2. On the 3rd June, 1953 we ‘fired the bells’ 100 times for the Coronation. Firing the bells means that they are all rung at once, requiring quite a skill given the differing weights of the bells, and we were told it was only allowed for Coronations so I suppose it has never been done since. It made a huge racket in the village.
3. In our team of six there was a stout elderly lady, Miss Robertson, who lived on Bell Hill and walked up to the church each Sunday morning to ring for the service and each Tuesday evening for our practices. She was kindly and humorous. One time when she was ringing, the stay of her bell broke which meant the bell above us in the belfry wildly rotated pulling the rope up into the belfry. Miss Robertson, hanging on to the rope, went sailing up to the ceiling, causing the rest of us much consternation and I must say, amusement. She hung on desperately and finally the rope descended along with her – she was not hurt and laughed about it later.

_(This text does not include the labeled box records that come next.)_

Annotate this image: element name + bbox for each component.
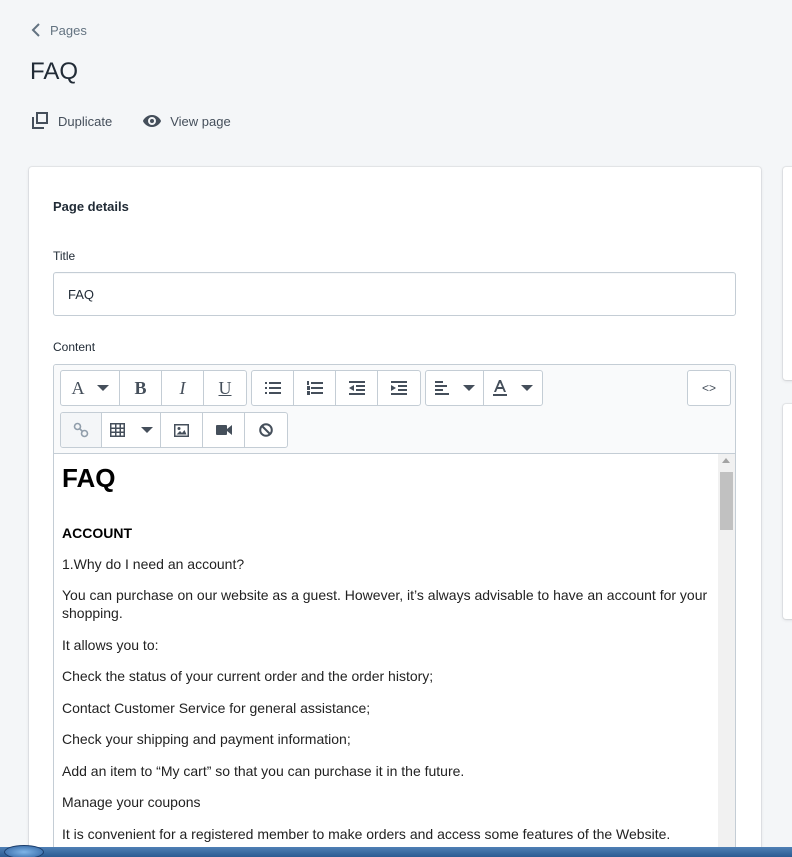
scroll-up-arrow-icon[interactable] (722, 458, 730, 463)
align-color-group (425, 370, 543, 406)
chevron-down-icon (141, 427, 153, 433)
chevron-down-icon (97, 385, 109, 391)
breadcrumb-label: Pages (50, 22, 87, 38)
text-format-button[interactable] (61, 371, 120, 405)
content-paragraph: Add an item to “My cart” so that you can purchase it in the future. (62, 762, 465, 779)
text-format-icon: A (71, 377, 85, 398)
numbered-list-button[interactable] (294, 371, 336, 405)
chevron-down-icon (521, 385, 533, 391)
editor-scrollbar[interactable] (718, 454, 735, 857)
content-paragraph: It is convenient for a registered member to make orders and access some features of the Website. (62, 825, 671, 842)
editor-content[interactable] (54, 454, 718, 857)
insert-group (60, 412, 288, 448)
editor-toolbar (54, 365, 735, 454)
align-button[interactable] (426, 371, 484, 405)
content-paragraph: Check your shipping and payment information; (62, 731, 351, 747)
content-paragraph: It allows you to: (62, 636, 159, 653)
link-button[interactable] (61, 413, 102, 447)
list-indent-group (251, 370, 421, 406)
bold-button[interactable] (120, 371, 162, 405)
table-button[interactable] (102, 413, 161, 447)
duplicate-label: Duplicate (58, 113, 113, 129)
bulleted-list-button[interactable] (252, 371, 294, 405)
bold-icon: B (134, 377, 147, 398)
chevron-down-icon (463, 385, 475, 391)
start-button[interactable] (4, 845, 44, 857)
content-section-heading: ACCOUNT (62, 525, 132, 541)
text-color-button[interactable] (484, 371, 542, 405)
text-style-group (60, 370, 247, 406)
rich-text-editor (53, 364, 736, 857)
image-button[interactable] (161, 413, 203, 447)
view-page-label: View page (170, 113, 231, 129)
table-icon (110, 423, 125, 437)
scroll-thumb[interactable] (720, 472, 733, 530)
page-details-card (29, 167, 761, 857)
content-label: Content (53, 340, 96, 354)
outdent-icon (349, 381, 365, 395)
content-paragraph: 1.Why do I need an account? (62, 555, 245, 572)
italic-icon: I (179, 377, 186, 398)
bulleted-list-icon (265, 381, 281, 395)
code-view-group (687, 370, 731, 406)
side-card-template (783, 404, 792, 619)
indent-icon (391, 381, 407, 395)
card-heading: Page details (53, 199, 129, 214)
text-color-icon (493, 380, 507, 396)
numbered-list-icon (307, 381, 323, 395)
video-icon (216, 425, 232, 435)
duplicate-button[interactable] (30, 111, 112, 131)
breadcrumb[interactable] (30, 22, 87, 38)
clear-format-icon (259, 423, 273, 437)
eye-icon (142, 111, 162, 131)
content-paragraph: You can purchase on our website as a guest. However, it’s always advisable to have an account for your shopping. (62, 587, 708, 621)
page-title: FAQ (30, 58, 79, 85)
content-paragraph: Check the status of your current order and the order history; (62, 668, 434, 684)
clear-format-button[interactable] (245, 413, 287, 447)
video-button[interactable] (203, 413, 245, 447)
code-view-icon: <> (701, 381, 716, 395)
italic-button[interactable] (162, 371, 204, 405)
side-card-visibility (783, 167, 792, 380)
view-page-button[interactable] (142, 111, 230, 131)
code-view-button[interactable] (688, 371, 730, 405)
chevron-left-icon (30, 22, 42, 38)
content-paragraph: Manage your coupons (62, 794, 201, 810)
duplicate-icon (30, 111, 50, 131)
outdent-button[interactable] (336, 371, 378, 405)
title-input[interactable] (53, 272, 736, 316)
os-taskbar (0, 847, 792, 857)
link-icon (73, 422, 89, 438)
underline-icon: U (218, 377, 232, 398)
underline-button[interactable] (204, 371, 246, 405)
page-actions (30, 111, 231, 131)
image-icon (174, 424, 189, 437)
title-label: Title (53, 249, 76, 263)
align-left-icon (435, 381, 449, 395)
content-paragraph: Contact Customer Service for general assistance; (62, 699, 371, 716)
indent-button[interactable] (378, 371, 420, 405)
content-heading: FAQ (62, 463, 116, 493)
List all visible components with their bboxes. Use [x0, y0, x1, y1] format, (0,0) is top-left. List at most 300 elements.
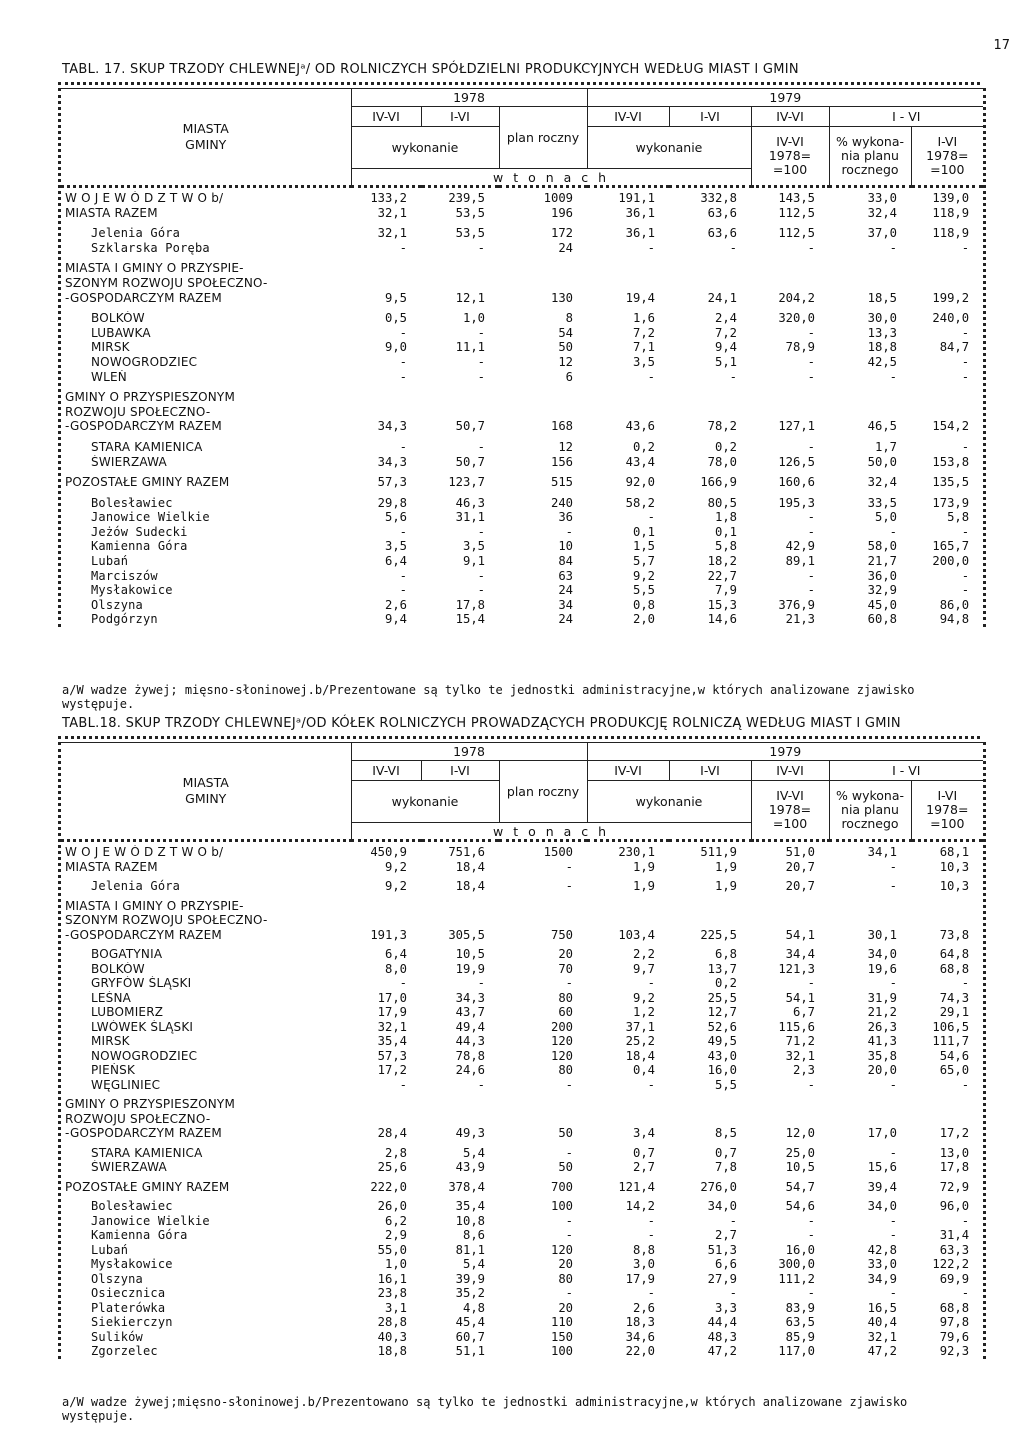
cell-value [669, 913, 751, 928]
table-row [61, 1243, 983, 1258]
row-label: W O J E W Ó D Z T W O b/ [65, 845, 224, 859]
cell-value: 78,9 [785, 340, 816, 355]
table-row [61, 440, 983, 455]
cell-value: 79,6 [939, 1329, 970, 1344]
cell-value: 1,6 [633, 311, 656, 326]
table-row [61, 1049, 983, 1064]
cell-value: 6,4 [384, 554, 407, 569]
col-plan: plan roczny [499, 107, 587, 169]
cell-value: - [807, 568, 816, 583]
cell-value: 6,4 [384, 947, 407, 961]
cell-value: 0,2 [715, 976, 738, 990]
row-label: STARA KAMIENICA [91, 1145, 203, 1160]
cell-value: 0,7 [633, 1145, 656, 1160]
cell-value: - [729, 1286, 738, 1300]
table-row [61, 845, 983, 860]
year-1979: 1979 [587, 89, 983, 107]
cell-value: 3,5 [633, 354, 656, 369]
cell-value: 60,7 [455, 1329, 485, 1344]
cell-value [499, 1112, 587, 1127]
table17-body [61, 187, 983, 628]
cell-value [669, 1112, 751, 1127]
col-i-vi-1978-100: I-VI 1978= =100 [911, 127, 983, 187]
cell-value [351, 276, 421, 291]
cell-value: - [807, 1077, 816, 1092]
table-row [61, 583, 983, 598]
cell-value: 52,6 [707, 1019, 738, 1034]
cell-value: 111,2 [778, 1271, 816, 1286]
cell-value: 34,9 [867, 1271, 898, 1286]
col-iv-vi-1979: IV-VI [587, 761, 669, 781]
cell-value: 9,2 [633, 990, 656, 1005]
table-row [61, 510, 983, 525]
table17-header [61, 89, 983, 187]
row-label: POZOSTAŁE GMINY RAZEM [65, 1179, 230, 1194]
cell-value: 49,5 [707, 1034, 738, 1048]
cell-value: 42,5 [867, 354, 898, 369]
cell-value: - [565, 1145, 574, 1160]
cell-value: 63 [558, 568, 574, 583]
cell-value: 3,1 [384, 1300, 407, 1315]
cell-value: 2,7 [633, 1160, 656, 1174]
cell-value: 18,3 [625, 1315, 656, 1329]
cell-value: 17,8 [939, 1160, 970, 1174]
cell-value: 26,3 [867, 1019, 898, 1034]
table18-body [61, 841, 983, 1359]
cell-value: 750 [551, 927, 574, 942]
cell-value [751, 899, 829, 914]
row-label: BOLKÓW [91, 961, 145, 976]
cell-value: 19,6 [867, 961, 898, 976]
cell-value: 150 [551, 1329, 574, 1344]
cell-value: 34,1 [867, 845, 898, 859]
table-row [61, 261, 983, 276]
cell-value: 25,5 [707, 990, 738, 1005]
cell-value [587, 276, 669, 291]
row-label: MIRSK [91, 1034, 130, 1048]
cell-value: 9,4 [384, 612, 407, 627]
cell-value: 63,6 [707, 226, 738, 241]
row-label: Lubań [91, 554, 129, 569]
cell-value: 58,2 [625, 495, 656, 510]
cell-value: 1,9 [715, 879, 738, 893]
row-label: MIRSK [91, 340, 130, 355]
table-row [61, 241, 983, 256]
row-label: Bolesławiec [91, 495, 173, 510]
cell-value: 1,5 [633, 539, 656, 554]
cell-value [911, 276, 983, 291]
cell-value: 34,0 [867, 947, 898, 961]
cell-value: 1,2 [633, 1005, 656, 1019]
cell-value: 10 [558, 539, 574, 554]
cell-value: 71,2 [785, 1034, 816, 1048]
cell-value: 96,0 [939, 1199, 970, 1213]
table-row [61, 206, 983, 221]
cell-value: 36 [558, 510, 574, 525]
cell-value: 20,7 [785, 879, 816, 893]
cell-value: 15,4 [455, 612, 485, 627]
cell-value: 112,5 [778, 205, 816, 220]
cell-value [911, 405, 983, 420]
cell-value: - [477, 369, 485, 384]
col-i-vi-index: I - VI [829, 107, 983, 127]
cell-value: 18,4 [455, 859, 485, 874]
cell-value: - [565, 1286, 574, 1300]
cell-value: 32,1 [377, 205, 407, 220]
cell-value: 80 [558, 990, 574, 1005]
cell-value: 1,9 [633, 859, 656, 874]
cell-value: 58,0 [867, 539, 898, 554]
cell-value: 139,0 [932, 191, 970, 205]
cell-value: - [961, 1286, 970, 1300]
cell-value: 133,2 [370, 191, 407, 205]
cell-value: 6,8 [715, 947, 738, 961]
cell-value: 515 [551, 475, 574, 490]
cell-value: 20,7 [785, 859, 816, 874]
cell-value: 21,2 [867, 1005, 898, 1019]
table18-title: TABL.18. SKUP TRZODY CHLEWNEJᵃ/OD KÓŁEK ROLNICZYCH PROWADZĄCYCH PRODUKCJĘ ROLNICZĄ WEDŁUG MIAST I GMIN [62, 716, 901, 731]
cell-value: 17,9 [377, 1005, 407, 1019]
cell-value: 47,2 [707, 1344, 738, 1358]
cell-value: - [647, 510, 656, 525]
table18-top-rule [58, 736, 980, 739]
cell-value [499, 1097, 587, 1112]
cell-value: 225,5 [700, 927, 738, 942]
cell-value: 97,8 [939, 1315, 970, 1329]
table-row [61, 191, 983, 206]
cell-value: 2,3 [793, 1063, 816, 1077]
cell-value: 239,5 [448, 191, 485, 205]
cell-value: 16,5 [867, 1300, 898, 1315]
cell-value: - [961, 583, 970, 598]
table-row [61, 276, 983, 291]
row-label: -GOSPODARCZYM RAZEM [65, 290, 222, 305]
col-iv-vi-1978: IV-VI [351, 107, 421, 127]
cell-value: 18,8 [867, 340, 898, 355]
cell-value [911, 390, 983, 405]
cell-value: 57,3 [377, 475, 407, 490]
cell-value [751, 261, 829, 276]
row-label: SZONYM ROZWOJU SPOŁECZNO- [65, 913, 268, 927]
cell-value: 39,9 [455, 1271, 485, 1286]
cell-value [751, 913, 829, 928]
table-row [61, 928, 983, 943]
row-label: Olszyna [91, 1271, 143, 1286]
cell-value: 50,7 [455, 419, 485, 434]
cell-value: 45,4 [455, 1315, 485, 1329]
cell-value: 13,7 [707, 961, 738, 976]
cell-value: 16,0 [707, 1063, 738, 1077]
cell-value: 43,4 [625, 454, 656, 469]
cell-value: 19,9 [455, 961, 485, 976]
row-label: NOWOGRODZIEC [91, 1048, 198, 1063]
table-row [61, 1330, 983, 1345]
cell-value: 57,3 [377, 1048, 407, 1063]
cell-value: 73,8 [939, 927, 970, 942]
row-label: MIASTA RAZEM [65, 859, 158, 874]
col-iv-vi-1978-100: IV-VI 1978= =100 [751, 781, 829, 841]
table-row [61, 1078, 983, 1093]
cell-value: 12,0 [785, 1126, 816, 1140]
table-row [61, 976, 983, 991]
cell-value: 50 [558, 1126, 574, 1140]
cell-value: 118,9 [932, 205, 970, 220]
cell-value [911, 899, 983, 914]
wykonanie-1979: wykonanie [587, 127, 751, 169]
table-row [61, 1315, 983, 1330]
cell-value: 12,1 [455, 290, 485, 305]
table-row [61, 1063, 983, 1078]
table-row [61, 860, 983, 875]
cell-value: 305,5 [448, 927, 485, 942]
cell-value: 100 [551, 1344, 574, 1358]
cell-value: 60,8 [867, 612, 898, 627]
table-row [61, 1199, 983, 1214]
cell-value: 160,6 [778, 475, 816, 490]
row-label: Osiecznica [91, 1286, 166, 1300]
cell-value: 5,4 [462, 1145, 485, 1160]
cell-value [669, 405, 751, 420]
cell-value: 5,1 [715, 354, 738, 369]
cell-value: 68,8 [939, 1300, 970, 1315]
cell-value: - [961, 439, 970, 454]
cell-value: 49,3 [455, 1126, 485, 1140]
cell-value [829, 1097, 911, 1112]
cell-value: 17,0 [867, 1126, 898, 1140]
cell-value: 31,1 [455, 510, 485, 525]
page-number: 17 [993, 38, 1010, 53]
table-row [61, 1112, 983, 1127]
cell-value: 43,6 [625, 419, 656, 434]
table-row [61, 539, 983, 554]
cell-value [421, 1097, 499, 1112]
cell-value: 10,5 [455, 947, 485, 961]
cell-value: - [889, 976, 898, 990]
col-i-vi-1978-100: I-VI 1978= =100 [911, 781, 983, 841]
cell-value: 12 [558, 354, 574, 369]
row-label: Janowice Wielkie [91, 510, 210, 525]
table-row [61, 1126, 983, 1141]
cell-value: - [961, 240, 970, 255]
cell-value: - [399, 240, 407, 255]
cell-value: 34,4 [785, 947, 816, 961]
cell-value: 63,6 [707, 205, 738, 220]
cell-value: 1,9 [633, 879, 656, 893]
cell-value: 0,1 [715, 524, 738, 539]
table-row [61, 226, 983, 241]
cell-value: 34 [558, 597, 574, 612]
cell-value: 24,6 [455, 1063, 485, 1077]
cell-value: 46,5 [867, 419, 898, 434]
cell-value: 5,0 [875, 510, 898, 525]
cell-value: 36,0 [867, 568, 898, 583]
table-row [61, 612, 983, 627]
cell-value: 50 [558, 340, 574, 355]
cell-value: 130 [551, 290, 574, 305]
row-label: GMINY O PRZYSPIESZONYM [65, 390, 236, 405]
cell-value: 21,3 [785, 612, 816, 627]
cell-value: 14,6 [707, 612, 738, 627]
cell-value: - [889, 240, 898, 255]
cell-value: - [889, 1145, 898, 1160]
cell-value: - [961, 325, 970, 340]
cell-value: 47,2 [867, 1344, 898, 1358]
cell-value: 122,2 [932, 1257, 970, 1271]
cell-value [911, 1097, 983, 1112]
col-iv-vi-index: IV-VI [751, 761, 829, 781]
col-plan: plan roczny [499, 761, 587, 823]
cell-value: 1,0 [462, 311, 485, 326]
cell-value: - [399, 583, 407, 598]
cell-value: - [647, 1228, 656, 1242]
row-label: Zgorzelec [91, 1344, 158, 1358]
table-row [61, 340, 983, 355]
table-row [61, 962, 983, 977]
cell-value [351, 899, 421, 914]
wykonanie-1978: wykonanie [351, 781, 499, 823]
cell-value: 9,2 [633, 568, 656, 583]
cell-value [911, 1112, 983, 1127]
cell-value: 5,5 [633, 583, 656, 598]
cell-value: 36,1 [625, 205, 656, 220]
cell-value: - [807, 1213, 816, 1228]
cell-value [911, 261, 983, 276]
row-label: Marciszów [91, 568, 158, 583]
col-i-vi-1979: I-VI [669, 761, 751, 781]
cell-value: 5,4 [462, 1257, 485, 1271]
cell-value: 50,7 [455, 454, 485, 469]
cell-value: 44,3 [455, 1034, 485, 1048]
cell-value: - [399, 524, 407, 539]
table-row [61, 326, 983, 341]
cell-value: 204,2 [778, 290, 816, 305]
cell-value: 83,9 [785, 1300, 816, 1315]
cell-value [499, 276, 587, 291]
cell-value: 0,1 [633, 524, 656, 539]
cell-value [351, 1097, 421, 1112]
row-label: Jelenia Góra [91, 226, 181, 241]
cell-value: - [647, 240, 656, 255]
cell-value: 41,3 [867, 1034, 898, 1048]
cell-value: - [647, 1286, 656, 1300]
cell-value: 80 [558, 1271, 574, 1286]
row-label: LUBAWKA [91, 325, 151, 340]
table-row [61, 390, 983, 405]
wykonanie-1978: wykonanie [351, 127, 499, 169]
cell-value: 9,0 [384, 340, 407, 355]
cell-value: 9,4 [715, 340, 738, 355]
cell-value: 10,3 [939, 879, 970, 893]
cell-value: - [647, 369, 656, 384]
row-label: Lubań [91, 1242, 129, 1257]
row-label: WĘGLINIEC [91, 1077, 161, 1092]
table-row [61, 496, 983, 511]
cell-value: 64,8 [939, 947, 970, 961]
cell-value: 18,4 [625, 1048, 656, 1063]
cell-value: 55,0 [377, 1242, 407, 1257]
row-label: Szklarska Poręba [91, 240, 210, 255]
cell-value: 10,3 [939, 859, 970, 874]
cell-value: 154,2 [932, 419, 970, 434]
row-label: POZOSTAŁE GMINY RAZEM [65, 475, 230, 490]
col-i-vi-1979: I-VI [669, 107, 751, 127]
cell-value: 8 [565, 311, 574, 326]
cell-value: 32,4 [867, 205, 898, 220]
cell-value: 85,9 [785, 1329, 816, 1344]
cell-value: 240,0 [932, 311, 970, 326]
table-row [61, 455, 983, 470]
cell-value: 32,1 [785, 1048, 816, 1063]
col-iv-vi-1978: IV-VI [351, 761, 421, 781]
cell-value: 92,3 [939, 1344, 970, 1358]
cell-value: 36,1 [625, 226, 656, 241]
cell-value [351, 261, 421, 276]
cell-value: 0,5 [384, 311, 407, 326]
cell-value: 5,7 [633, 554, 656, 569]
cell-value: 23,8 [377, 1286, 407, 1300]
row-label: Bolesławiec [91, 1199, 173, 1213]
table-row [61, 1228, 983, 1243]
col-iv-vi-1979: IV-VI [587, 107, 669, 127]
year-1978: 1978 [351, 89, 587, 107]
cell-value: - [477, 583, 485, 598]
cell-value: 11,1 [455, 340, 485, 355]
cell-value: 9,2 [384, 879, 407, 893]
cell-value [829, 1112, 911, 1127]
cell-value [587, 261, 669, 276]
cell-value: 103,4 [618, 927, 656, 942]
cell-value: 78,2 [707, 419, 738, 434]
cell-value: 300,0 [778, 1257, 816, 1271]
cell-value: 28,8 [377, 1315, 407, 1329]
cell-value: - [961, 524, 970, 539]
cell-value: 276,0 [700, 1179, 738, 1194]
cell-value: - [647, 1213, 656, 1228]
cell-value: 43,0 [707, 1048, 738, 1063]
cell-value: 28,4 [377, 1126, 407, 1140]
cell-value: 29,1 [939, 1005, 970, 1019]
unit-label: w t o n a c h [351, 169, 751, 187]
table-row [61, 879, 983, 894]
row-label: -GOSPODARCZYM RAZEM [65, 419, 222, 434]
cell-value: 7,2 [633, 325, 656, 340]
cell-value: 121,4 [618, 1179, 656, 1194]
cell-value: 29,8 [377, 495, 407, 510]
table-row [61, 291, 983, 306]
cell-value: 65,0 [939, 1063, 970, 1077]
cell-value: 0,2 [633, 439, 656, 454]
row-label: Mysłakowice [91, 583, 173, 598]
table17 [58, 88, 986, 627]
row-label: PIEŃSK [91, 1063, 136, 1077]
cell-value: 50 [558, 1160, 574, 1174]
cell-value: 22,0 [625, 1344, 656, 1358]
cell-value: 49,4 [455, 1019, 485, 1034]
cell-value: 51,1 [455, 1344, 485, 1358]
cell-value: 18,5 [867, 290, 898, 305]
cell-value [351, 913, 421, 928]
table-row [61, 1257, 983, 1272]
row-label: -GOSPODARCZYM RAZEM [65, 1126, 222, 1140]
cell-value: 15,6 [867, 1160, 898, 1174]
cell-value: 0,2 [715, 439, 738, 454]
cell-value [669, 261, 751, 276]
cell-value: 24 [558, 583, 574, 598]
cell-value: 40,4 [867, 1315, 898, 1329]
cell-value: 10,5 [785, 1160, 816, 1174]
cell-value: 32,9 [867, 583, 898, 598]
col-i-vi-index: I - VI [829, 761, 983, 781]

I remember the Frank Clark family. I am not sure but I think it was his son who delivered the milk in the village in the late forties. He drove a vehicle like a golf cart, standing up in it, and at times he would let me or my sister go with him up to the Church and we would take the bottles to each door en route for him. For us it was a treat because we very rarely got a ride in a car.
In my late teens I actually lived in London with Timmy Crump’s family for two years and then with the Eckersley family for 10 months, arrangements made through the Bedales librarian, Barbara Crump. Bedalians always have helped each other out.
I hope these anecdotes may amuse you. It has given me some pleasure thinking back on those days – last time I visited Steep, four years ago, I could not believe how many cars were parked up Church Road. When I lived there nobody owned a car and there were none parked on the road. At that time Foxcote was known as that, rather than the present ‘Foxcot’. Also the road through Steep was not known as Church Road. Our address was just Foxcote, Steep – the houses all had names not numbers.
With best wishes, Elizabeth Briemberg (née Slater) May 2021
Elizabeth’s sister, Anne Hagborg (née Slater), has also recorded her memories in this section of the website.